They reminded me often that they were unique, but I didn't need reminding. The fourth-year Lutheran theology students I taught for a semester in Klaipeda, Lithuania, in 1997 were a sincere, cynical, contradictory lot unlike any other.

A glimpse of their history explains it. They were the last to wear the red kerchiefs of the Young Pioneers; the Soviet Union collapsed when they were preteens. Anyone younger hadn't quite internalized the regime, and those older had a base of maturity on which to ride the change. This class was unique, and they could use it to good advantage, too. One was informed by a fellow student in an American pastoral counseling program, "You haven't had enough life experience to be an effective minister." She sweetly replied, "Does the fall of communism count?"

Klaipeda, Lithuania, in 2005 (PHOTO BY ANDRIUS VANAGAS)

They were neither trusting nor easily led. They told me about the films they'd been shown in elementary school celebrating heroic children who turned in their parents as traitors to the state. When I introduced the subject of eschatology, they burst into a Russian song about the proletariat building the bright tomorrow. When I spoke about martyrdom, I was informed that "it is stupid to die for ideology." It was a particularly striking statement, since one of their schoolmates used a wheelchair because he had been injured in an outbreak of fatal violence during Lithuania's bid for freedom. They were vocally opposed to "American cultural imperialism," but they had the good grace to laugh sheepishly when I told them I would take them more seriously on that point if they weren't smoking American cigarettes when they raised it.

For all that, they were Christians. Their grandmothers carried them to church to be baptized. They had apparently had some decent catechesis along the way. And they were consciously embracing a life of poverty for the sake of their faith, even though they had other options.

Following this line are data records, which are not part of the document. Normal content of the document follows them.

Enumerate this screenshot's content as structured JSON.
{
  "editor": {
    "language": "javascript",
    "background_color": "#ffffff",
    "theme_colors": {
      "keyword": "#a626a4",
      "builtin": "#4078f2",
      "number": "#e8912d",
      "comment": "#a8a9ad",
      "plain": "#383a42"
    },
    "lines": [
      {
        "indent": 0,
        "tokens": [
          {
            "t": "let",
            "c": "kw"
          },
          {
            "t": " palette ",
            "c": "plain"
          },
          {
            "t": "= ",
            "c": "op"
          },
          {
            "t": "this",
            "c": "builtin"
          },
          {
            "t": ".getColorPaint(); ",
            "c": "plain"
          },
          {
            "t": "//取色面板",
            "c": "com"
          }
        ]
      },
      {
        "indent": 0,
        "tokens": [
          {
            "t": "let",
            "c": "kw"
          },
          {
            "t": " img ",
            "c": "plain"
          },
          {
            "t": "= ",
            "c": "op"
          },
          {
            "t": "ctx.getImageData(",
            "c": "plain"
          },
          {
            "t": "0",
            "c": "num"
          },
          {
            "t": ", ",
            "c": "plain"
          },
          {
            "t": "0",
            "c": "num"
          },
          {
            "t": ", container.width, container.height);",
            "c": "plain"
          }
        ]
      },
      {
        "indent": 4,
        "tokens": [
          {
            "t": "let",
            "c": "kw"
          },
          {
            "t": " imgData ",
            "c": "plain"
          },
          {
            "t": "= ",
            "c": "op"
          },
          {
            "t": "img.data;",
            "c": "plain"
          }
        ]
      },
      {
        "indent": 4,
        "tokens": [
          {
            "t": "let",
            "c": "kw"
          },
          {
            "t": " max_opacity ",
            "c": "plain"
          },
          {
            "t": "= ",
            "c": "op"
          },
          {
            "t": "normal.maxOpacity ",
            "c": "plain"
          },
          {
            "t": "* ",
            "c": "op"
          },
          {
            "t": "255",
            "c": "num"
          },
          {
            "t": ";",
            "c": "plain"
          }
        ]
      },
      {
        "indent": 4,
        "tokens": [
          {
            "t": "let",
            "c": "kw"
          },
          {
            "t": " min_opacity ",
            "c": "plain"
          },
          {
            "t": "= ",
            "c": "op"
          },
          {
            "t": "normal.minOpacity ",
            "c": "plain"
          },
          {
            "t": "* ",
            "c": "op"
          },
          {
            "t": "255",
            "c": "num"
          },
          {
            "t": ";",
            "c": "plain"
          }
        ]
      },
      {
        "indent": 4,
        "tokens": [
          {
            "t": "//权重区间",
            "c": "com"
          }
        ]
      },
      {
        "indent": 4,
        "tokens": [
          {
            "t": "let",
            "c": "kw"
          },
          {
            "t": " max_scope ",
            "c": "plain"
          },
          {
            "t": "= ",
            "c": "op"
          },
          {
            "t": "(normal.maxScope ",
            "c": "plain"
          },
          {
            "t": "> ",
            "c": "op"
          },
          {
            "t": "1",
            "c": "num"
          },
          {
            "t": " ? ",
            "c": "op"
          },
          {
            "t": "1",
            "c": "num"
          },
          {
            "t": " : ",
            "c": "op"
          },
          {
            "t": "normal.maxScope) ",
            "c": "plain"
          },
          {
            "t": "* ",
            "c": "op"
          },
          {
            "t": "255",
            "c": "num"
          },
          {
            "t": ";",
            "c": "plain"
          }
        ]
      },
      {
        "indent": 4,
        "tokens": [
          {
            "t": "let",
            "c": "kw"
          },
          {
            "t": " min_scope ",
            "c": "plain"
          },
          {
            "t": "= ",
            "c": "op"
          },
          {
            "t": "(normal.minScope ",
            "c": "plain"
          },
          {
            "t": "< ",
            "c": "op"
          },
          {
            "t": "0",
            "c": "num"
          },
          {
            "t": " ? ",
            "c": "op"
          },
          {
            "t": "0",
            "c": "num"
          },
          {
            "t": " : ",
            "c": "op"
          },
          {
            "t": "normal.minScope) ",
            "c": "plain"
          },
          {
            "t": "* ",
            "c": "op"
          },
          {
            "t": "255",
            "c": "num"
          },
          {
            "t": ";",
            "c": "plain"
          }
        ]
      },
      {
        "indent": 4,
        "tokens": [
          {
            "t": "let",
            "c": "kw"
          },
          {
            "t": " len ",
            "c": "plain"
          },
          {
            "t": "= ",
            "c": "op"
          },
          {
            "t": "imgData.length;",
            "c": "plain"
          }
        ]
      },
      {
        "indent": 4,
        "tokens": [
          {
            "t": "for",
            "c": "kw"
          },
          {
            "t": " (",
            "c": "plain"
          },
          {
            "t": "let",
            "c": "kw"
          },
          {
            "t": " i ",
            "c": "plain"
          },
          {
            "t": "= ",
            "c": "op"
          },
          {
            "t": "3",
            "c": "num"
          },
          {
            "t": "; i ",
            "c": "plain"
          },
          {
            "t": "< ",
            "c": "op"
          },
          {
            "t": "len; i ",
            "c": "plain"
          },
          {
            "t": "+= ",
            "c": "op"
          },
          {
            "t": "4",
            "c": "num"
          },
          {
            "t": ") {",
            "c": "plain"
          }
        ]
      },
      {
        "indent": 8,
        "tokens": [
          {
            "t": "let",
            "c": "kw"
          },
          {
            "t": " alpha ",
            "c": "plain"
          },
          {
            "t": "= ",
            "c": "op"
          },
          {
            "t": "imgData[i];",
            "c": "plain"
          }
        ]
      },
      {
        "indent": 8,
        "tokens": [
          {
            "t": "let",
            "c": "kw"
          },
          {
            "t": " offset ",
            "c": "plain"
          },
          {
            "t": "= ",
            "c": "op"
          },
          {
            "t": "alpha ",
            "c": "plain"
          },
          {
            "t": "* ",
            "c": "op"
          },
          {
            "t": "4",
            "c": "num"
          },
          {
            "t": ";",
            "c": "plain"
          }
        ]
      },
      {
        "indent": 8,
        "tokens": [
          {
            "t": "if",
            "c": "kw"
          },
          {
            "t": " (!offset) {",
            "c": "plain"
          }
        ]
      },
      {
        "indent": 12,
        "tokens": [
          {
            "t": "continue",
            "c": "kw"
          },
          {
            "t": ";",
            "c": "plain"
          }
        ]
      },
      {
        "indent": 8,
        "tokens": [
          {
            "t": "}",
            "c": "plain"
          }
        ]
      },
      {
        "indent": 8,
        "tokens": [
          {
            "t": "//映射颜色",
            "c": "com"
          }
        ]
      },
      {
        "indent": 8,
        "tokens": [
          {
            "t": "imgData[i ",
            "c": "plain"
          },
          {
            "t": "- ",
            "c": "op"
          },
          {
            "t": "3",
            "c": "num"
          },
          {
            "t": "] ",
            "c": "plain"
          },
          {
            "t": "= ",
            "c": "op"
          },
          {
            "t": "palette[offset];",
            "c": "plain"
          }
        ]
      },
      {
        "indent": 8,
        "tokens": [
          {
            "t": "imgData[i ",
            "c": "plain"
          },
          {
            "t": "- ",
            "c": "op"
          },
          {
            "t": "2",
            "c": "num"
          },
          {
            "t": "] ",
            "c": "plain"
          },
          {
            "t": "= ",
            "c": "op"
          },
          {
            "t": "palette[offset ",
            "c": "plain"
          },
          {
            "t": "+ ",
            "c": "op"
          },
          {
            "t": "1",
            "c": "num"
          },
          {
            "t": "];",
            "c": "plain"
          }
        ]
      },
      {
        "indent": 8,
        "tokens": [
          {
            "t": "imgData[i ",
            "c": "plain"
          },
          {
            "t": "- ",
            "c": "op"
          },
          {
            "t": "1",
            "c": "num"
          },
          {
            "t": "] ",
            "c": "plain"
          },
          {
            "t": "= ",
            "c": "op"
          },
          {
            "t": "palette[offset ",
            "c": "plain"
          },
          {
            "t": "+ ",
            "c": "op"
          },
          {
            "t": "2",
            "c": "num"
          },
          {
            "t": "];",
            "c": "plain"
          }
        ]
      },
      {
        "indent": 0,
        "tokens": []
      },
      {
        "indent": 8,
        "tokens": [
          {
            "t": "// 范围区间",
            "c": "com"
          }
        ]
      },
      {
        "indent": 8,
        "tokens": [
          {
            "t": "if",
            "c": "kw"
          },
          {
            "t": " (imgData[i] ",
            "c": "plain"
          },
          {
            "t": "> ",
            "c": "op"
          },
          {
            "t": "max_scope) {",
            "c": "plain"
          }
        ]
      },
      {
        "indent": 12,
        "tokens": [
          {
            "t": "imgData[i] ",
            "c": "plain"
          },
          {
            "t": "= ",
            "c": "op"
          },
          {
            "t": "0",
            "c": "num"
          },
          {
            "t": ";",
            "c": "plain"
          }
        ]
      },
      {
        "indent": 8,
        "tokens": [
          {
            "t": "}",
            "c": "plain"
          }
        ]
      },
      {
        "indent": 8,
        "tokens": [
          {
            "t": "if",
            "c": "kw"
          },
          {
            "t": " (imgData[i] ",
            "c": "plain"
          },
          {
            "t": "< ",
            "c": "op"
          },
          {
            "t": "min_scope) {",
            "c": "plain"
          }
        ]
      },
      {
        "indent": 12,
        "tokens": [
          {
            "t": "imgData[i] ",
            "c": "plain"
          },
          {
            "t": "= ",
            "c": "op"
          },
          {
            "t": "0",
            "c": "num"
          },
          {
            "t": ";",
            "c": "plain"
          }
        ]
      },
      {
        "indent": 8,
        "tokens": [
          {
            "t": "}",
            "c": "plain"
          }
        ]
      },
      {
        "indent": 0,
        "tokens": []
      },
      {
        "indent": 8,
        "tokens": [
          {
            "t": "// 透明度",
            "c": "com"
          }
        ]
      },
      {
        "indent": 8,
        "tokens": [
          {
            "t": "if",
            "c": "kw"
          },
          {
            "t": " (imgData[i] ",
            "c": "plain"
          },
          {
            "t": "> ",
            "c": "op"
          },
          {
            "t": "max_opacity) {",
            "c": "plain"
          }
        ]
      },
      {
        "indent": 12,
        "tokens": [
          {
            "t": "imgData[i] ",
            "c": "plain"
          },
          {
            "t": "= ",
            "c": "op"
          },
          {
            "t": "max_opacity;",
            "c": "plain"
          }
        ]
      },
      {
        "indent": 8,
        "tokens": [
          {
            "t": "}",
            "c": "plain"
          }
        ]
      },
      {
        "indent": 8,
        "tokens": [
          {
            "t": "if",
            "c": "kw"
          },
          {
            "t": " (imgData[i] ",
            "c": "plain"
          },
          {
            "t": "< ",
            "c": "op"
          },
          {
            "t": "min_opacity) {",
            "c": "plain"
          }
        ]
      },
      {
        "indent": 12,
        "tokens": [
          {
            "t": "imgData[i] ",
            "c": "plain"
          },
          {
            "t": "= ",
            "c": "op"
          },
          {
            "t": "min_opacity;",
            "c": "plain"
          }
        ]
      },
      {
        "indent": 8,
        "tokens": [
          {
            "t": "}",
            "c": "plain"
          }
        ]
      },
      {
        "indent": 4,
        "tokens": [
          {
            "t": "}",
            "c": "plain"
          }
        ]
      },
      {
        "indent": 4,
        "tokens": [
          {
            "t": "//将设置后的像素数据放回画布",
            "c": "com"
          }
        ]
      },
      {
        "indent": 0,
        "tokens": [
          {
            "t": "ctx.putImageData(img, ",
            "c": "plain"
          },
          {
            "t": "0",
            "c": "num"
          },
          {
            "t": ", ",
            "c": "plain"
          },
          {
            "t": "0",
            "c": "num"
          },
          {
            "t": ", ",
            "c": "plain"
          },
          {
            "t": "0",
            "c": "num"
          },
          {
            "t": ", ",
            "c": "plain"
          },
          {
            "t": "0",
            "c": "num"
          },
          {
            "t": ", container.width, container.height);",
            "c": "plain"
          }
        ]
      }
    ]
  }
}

Lithuania's economy was a wreck in the late 1990s. A worker's wage was 25 cents an hour for those who could find work. Pensions were a mess, the safety net was barely safety-pinned together. A university education could be the ticket to better things, but not for theology students. Many of the best and brightest had been seduced by the Russian mafia,who were busy buying up businesses and selling off the assets — and that was one of their more pleasant enterprises. My students were full of stories of friends who had prospered in illegal activities, those who had failed, and those who had added themselves to the skyrocketing suicide statistics.

Impressive as their commitment was, my students were attached to their small luxuries. As the semester moved to its end, I was asked repeatedly and anxiously about grading. It seems that their very small cash stipend was linked to their grade point average. "No A's, no cigarettes," explained my favorite translator. The school was housed then in a 16th-century parsonage, and the central fireplace was here they crowded to smoke. That scene became symbolic for me of a trait shared by seminarians — even less exotic ones. That is a balance between sacrificial generosity of spirit and a longing — sometimes wistful, sometimes aggressively pursued — for comforts that would be theirs if they had made different choices.

How to manage that balance is unique in every situation. What is poverty in one circumstance is comfort in another. And seminarians have lots of other things on their plates to sort out. It is not to be assumed that they have learned the balance between the wisdom of serpents and the harmlessness of doves in matters economic. Remember, it is for your sakes that seminarians have been called. Support them in their calling, not just with cash, but with shared wisdom, or at least the willingness to enter into conversation about what it means for a worker to be worthy of his hire.